自分を捨てたとはいえ、母親を殺すように命じられる。その心情を推し量る術はない。見ればアリアは、無表情のままでテーブルの上を眺めている。ビャクヤがそっと手を握っているが、それでも感情らしい物は浮かべていない。
感情を押し殺しているのか。それとも、それが彼女が身に着けた処世術とでもいうのか。
空気が軋む様な重い沈黙を、パーシヴァルが破る。
「色々と事情を抱えている様子だけれど、この続きは明日にしよう。 憲兵団も強襲作戦で人員が裂けないらしい。 ここで聴取を続けても、二度手間になるからね」
「それで、ギルドマスター。 アリアの処遇は……。」
「心配しなくても大丈夫だ。 彼女は司法取引をしたという事で処理を進める。 銀の翼の仲間を売った、ということにして話をつけておくよ」
それを聞いて、胸をなでおろす。
さらに詳しく聞くと、アリアは多少の罰は受けるだろうが、死罪は免れる公算が大きいらしい。

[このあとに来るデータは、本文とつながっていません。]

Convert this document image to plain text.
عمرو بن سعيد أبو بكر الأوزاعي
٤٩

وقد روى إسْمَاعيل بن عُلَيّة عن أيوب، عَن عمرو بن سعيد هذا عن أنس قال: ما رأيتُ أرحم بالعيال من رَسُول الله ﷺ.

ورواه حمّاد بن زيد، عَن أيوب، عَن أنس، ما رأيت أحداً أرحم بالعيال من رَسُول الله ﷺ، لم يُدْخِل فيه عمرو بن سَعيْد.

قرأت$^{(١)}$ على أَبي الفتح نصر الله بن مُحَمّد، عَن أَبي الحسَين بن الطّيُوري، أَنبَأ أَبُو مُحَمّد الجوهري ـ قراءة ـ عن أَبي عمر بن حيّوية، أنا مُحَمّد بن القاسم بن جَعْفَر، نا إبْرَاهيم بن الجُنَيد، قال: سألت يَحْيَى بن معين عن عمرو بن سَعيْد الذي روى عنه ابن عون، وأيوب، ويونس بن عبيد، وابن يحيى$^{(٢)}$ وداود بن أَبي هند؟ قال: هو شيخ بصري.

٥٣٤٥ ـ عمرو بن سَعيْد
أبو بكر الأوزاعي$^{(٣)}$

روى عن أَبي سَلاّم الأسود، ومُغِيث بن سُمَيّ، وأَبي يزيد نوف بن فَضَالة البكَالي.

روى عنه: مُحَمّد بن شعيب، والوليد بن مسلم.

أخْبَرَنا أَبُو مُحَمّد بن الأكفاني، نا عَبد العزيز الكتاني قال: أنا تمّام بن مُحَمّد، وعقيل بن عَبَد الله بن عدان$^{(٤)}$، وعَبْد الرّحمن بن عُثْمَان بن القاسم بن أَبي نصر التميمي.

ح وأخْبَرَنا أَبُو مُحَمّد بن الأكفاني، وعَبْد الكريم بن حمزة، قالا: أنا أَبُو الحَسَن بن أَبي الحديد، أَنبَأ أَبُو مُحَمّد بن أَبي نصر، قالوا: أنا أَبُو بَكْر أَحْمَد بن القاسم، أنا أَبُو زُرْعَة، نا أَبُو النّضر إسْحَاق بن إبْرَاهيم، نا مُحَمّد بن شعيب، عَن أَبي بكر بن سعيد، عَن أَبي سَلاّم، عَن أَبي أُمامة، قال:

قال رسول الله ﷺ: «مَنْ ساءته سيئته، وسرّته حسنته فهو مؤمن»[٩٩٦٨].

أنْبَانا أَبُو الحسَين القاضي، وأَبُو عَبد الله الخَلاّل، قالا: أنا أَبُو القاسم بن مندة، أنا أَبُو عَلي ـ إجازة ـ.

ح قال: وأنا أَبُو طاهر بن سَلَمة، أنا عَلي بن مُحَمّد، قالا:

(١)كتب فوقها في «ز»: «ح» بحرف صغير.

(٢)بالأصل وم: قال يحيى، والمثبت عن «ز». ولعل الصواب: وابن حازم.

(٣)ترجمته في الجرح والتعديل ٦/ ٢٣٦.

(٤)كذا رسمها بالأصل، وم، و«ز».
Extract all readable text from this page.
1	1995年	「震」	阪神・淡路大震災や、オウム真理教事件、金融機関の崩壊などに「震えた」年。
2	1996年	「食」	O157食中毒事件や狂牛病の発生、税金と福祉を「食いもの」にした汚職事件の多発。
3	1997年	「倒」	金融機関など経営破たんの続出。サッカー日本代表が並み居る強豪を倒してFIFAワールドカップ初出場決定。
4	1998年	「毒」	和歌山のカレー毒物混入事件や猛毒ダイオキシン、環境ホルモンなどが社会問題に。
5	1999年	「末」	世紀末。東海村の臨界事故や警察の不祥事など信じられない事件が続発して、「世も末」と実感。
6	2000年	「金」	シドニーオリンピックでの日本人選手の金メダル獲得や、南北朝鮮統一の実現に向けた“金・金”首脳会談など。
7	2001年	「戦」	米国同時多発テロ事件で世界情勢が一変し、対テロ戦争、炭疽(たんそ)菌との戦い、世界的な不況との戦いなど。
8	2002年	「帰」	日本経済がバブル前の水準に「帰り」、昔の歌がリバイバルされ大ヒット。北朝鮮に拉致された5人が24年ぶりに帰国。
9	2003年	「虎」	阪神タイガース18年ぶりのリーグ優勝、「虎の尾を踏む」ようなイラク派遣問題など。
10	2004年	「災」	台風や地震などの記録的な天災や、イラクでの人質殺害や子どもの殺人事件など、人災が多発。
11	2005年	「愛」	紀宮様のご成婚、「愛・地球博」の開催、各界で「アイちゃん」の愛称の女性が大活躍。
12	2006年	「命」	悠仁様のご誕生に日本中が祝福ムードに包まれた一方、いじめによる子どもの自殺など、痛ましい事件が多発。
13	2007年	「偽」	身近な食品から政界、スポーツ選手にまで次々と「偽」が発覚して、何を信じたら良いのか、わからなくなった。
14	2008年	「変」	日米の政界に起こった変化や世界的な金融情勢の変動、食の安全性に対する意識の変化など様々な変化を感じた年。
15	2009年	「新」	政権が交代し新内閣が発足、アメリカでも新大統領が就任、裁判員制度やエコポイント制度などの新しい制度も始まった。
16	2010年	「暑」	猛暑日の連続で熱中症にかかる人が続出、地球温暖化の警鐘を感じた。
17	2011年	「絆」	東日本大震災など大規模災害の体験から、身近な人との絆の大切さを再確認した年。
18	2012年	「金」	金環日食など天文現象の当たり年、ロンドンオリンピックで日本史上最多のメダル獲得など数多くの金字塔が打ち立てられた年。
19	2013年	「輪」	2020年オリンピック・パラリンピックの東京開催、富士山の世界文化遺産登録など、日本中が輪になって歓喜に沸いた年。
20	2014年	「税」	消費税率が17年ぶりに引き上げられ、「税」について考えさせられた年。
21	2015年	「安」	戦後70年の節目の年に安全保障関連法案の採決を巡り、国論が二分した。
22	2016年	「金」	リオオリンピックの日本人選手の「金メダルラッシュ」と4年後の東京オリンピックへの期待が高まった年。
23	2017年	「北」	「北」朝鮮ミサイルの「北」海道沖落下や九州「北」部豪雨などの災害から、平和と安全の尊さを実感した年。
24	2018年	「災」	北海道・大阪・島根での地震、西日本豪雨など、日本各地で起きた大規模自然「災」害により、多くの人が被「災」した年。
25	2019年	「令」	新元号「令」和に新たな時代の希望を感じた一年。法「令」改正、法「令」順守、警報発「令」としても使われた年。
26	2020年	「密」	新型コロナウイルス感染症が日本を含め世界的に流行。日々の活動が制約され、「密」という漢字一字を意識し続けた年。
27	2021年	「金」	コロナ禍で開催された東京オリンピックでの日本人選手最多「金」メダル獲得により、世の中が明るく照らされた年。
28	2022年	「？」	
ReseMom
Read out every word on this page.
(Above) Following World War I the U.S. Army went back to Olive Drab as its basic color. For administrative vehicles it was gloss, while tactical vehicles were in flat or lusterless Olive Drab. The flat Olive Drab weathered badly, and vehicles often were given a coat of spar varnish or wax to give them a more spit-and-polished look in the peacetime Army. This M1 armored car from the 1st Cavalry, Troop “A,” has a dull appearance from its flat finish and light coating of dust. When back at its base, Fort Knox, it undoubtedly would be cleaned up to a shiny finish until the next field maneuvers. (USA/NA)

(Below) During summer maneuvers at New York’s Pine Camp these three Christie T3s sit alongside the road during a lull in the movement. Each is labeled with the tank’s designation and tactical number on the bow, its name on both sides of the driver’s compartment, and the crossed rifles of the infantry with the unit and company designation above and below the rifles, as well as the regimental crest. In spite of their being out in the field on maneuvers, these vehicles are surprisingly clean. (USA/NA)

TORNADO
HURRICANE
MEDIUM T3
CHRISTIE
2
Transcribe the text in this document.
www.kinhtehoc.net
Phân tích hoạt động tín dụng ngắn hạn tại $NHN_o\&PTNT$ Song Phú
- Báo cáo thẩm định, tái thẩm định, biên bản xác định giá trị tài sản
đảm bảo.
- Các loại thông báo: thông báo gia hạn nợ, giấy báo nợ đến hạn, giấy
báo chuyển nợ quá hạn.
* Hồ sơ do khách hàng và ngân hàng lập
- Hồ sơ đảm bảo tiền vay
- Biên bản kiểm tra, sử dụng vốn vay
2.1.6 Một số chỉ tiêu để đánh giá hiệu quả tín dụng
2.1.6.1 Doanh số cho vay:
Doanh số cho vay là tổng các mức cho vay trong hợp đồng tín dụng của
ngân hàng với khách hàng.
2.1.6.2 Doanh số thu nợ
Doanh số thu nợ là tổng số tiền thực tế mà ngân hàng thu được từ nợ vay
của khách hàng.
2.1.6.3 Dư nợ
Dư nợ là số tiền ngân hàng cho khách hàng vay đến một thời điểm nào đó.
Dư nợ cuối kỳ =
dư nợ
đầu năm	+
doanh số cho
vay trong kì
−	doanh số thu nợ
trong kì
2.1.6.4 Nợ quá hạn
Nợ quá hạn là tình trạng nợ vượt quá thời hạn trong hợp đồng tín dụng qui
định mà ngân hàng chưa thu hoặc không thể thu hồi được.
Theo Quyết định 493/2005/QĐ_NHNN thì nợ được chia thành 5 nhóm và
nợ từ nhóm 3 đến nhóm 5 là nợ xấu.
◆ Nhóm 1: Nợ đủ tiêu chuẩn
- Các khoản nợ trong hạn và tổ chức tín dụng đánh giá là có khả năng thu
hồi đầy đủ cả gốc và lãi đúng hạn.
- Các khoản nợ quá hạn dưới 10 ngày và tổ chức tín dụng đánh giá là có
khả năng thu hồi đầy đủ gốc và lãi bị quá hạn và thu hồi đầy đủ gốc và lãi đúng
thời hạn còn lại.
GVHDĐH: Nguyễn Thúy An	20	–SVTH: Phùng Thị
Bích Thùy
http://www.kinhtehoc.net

パーシヴァルからも口添えしてくれるとのことで、まずは一安心と言ったところだろう。
ビャクヤと顔を見合わせていると、パーシヴァルはそう言えばと言葉をつづけた。
「今日は、この建物の休憩室で寝ると良い。 高位の冒険者とギルド職員が滞在しているから、宿よりも安全なはずだ」
確かに、半壊したとはいえ銀の翼の脅威は完全には去ってはいない。
アリアの言う主力部隊を消したとはいえ、工作員が街中に散らばっているのであれば油断はできない。
それにもっとも危険なハイゼンノードが未だに捕まっていないのだ。
またしてもパーシヴァルの世話になる形だが、ここは素直に厚意に甘えるべきだろう。
「すみません。 なにからなにまで」
「我輩はどこでも眠れるから問題はない。 それにアリアも安全な場所で眠りたいであろう」
見ればアリアは、小さな欠伸をかみ殺していた。
アリアは常に銀の翼の構成員に追われていた身だ。どれほどの負荷が幼い体と心にかかっていたのか計り知れない。
それに俺達に捕まってからという物、街中を連れ回したり銀の翼の本拠地へ向かったりと、休む暇はなかった。
その点、このギルドは高位の冒険者御用達の窓口であり、万一の安全性という意味ではこのウィーヴィルの中でもトップクラスだ。身を休めるという意味では、これほど安心できる場所もない。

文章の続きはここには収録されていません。